In this process, I split my data into training and test sets, all formatted as matrices, and glmnet builds the model without complaining. However, when I try to run a prediction on the holdout set, it throws the following error:
glmfit <- glmnet(train_x_mat,train_y_mat, alpha=1)
glmpred <- predict(glmfit, s=glmfit$lambda.1se, new = test_x_mat)
# output:
Error in cbind2(1, newx) %*% nbeta :
Cholmod error 'A and B inner dimensions must match' at file ../MatrixOps/cholmod_ssmult.c, line 82
However, I know that x_train
and x_test
have the same number of columns:
ncol(test_x)
[1] 146
ncol(train_x)
[1] 146
I'm fairly new to glmnet; is there something more I need to do to make it cooperate?
Edit:
Here are the dimensions. Apologies for posting the vectors originally. This may be more at the heart of it.
dim(train_x_mat)
[1] 1411 208
dim(test_x_mat)
[1] 352 204
Which is strange, because they are created this way:
train_x_mat <- sparse.model.matrix(~.-1, data = train_x, verbose = F)

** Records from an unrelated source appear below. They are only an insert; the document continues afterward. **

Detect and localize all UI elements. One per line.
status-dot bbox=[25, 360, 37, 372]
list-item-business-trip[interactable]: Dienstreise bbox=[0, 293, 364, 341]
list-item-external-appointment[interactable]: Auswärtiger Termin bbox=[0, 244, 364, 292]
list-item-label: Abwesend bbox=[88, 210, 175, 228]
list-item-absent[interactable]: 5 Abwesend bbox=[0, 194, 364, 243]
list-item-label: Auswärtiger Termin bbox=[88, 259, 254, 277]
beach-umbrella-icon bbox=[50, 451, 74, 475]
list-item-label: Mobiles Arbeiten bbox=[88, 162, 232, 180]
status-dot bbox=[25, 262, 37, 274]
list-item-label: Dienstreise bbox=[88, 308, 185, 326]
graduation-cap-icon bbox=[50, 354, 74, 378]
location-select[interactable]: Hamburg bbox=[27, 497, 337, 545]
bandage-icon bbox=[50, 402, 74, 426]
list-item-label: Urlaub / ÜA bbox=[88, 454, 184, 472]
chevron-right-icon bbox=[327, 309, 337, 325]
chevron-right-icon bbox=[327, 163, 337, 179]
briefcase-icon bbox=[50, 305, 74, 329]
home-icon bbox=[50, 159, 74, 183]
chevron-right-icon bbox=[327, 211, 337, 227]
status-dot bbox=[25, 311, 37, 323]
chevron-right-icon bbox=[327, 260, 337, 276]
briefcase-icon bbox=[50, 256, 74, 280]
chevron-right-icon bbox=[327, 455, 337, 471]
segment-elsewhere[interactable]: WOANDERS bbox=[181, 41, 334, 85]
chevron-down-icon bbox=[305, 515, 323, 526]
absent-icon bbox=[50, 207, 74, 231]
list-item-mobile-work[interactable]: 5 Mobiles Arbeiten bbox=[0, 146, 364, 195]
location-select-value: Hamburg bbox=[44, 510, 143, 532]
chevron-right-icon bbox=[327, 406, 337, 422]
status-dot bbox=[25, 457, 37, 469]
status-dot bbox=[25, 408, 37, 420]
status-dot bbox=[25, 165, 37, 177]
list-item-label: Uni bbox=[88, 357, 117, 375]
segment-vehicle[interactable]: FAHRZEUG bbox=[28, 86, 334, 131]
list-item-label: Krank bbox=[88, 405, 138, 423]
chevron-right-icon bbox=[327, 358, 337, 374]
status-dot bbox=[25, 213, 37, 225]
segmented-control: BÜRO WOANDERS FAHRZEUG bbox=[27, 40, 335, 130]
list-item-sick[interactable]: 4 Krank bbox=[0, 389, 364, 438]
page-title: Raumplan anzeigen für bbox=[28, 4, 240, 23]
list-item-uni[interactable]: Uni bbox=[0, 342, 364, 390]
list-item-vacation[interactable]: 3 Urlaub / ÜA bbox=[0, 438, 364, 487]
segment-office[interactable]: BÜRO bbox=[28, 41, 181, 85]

test_x_mat <- sparse.model.matrix(~.-1, data = test_x, verbose = F)
For anyone else who's running into this problem even though it seems like they shouldn't be, the issue is specifically with R's
sparse.model.matrix
. It will separate each level of a factor and give it its own column. Thus, if your dataset isn't particularly large, your training data and testing data could have different columns.A solution, then, is to either add extra, blank columns to whichever matrix needs them, or else remove the columns that aren't shared by both. Of course, if you're building a model and expecting new data, the former is preferable. But anyway, the whole problem is a sign that your dataset is too small for the job.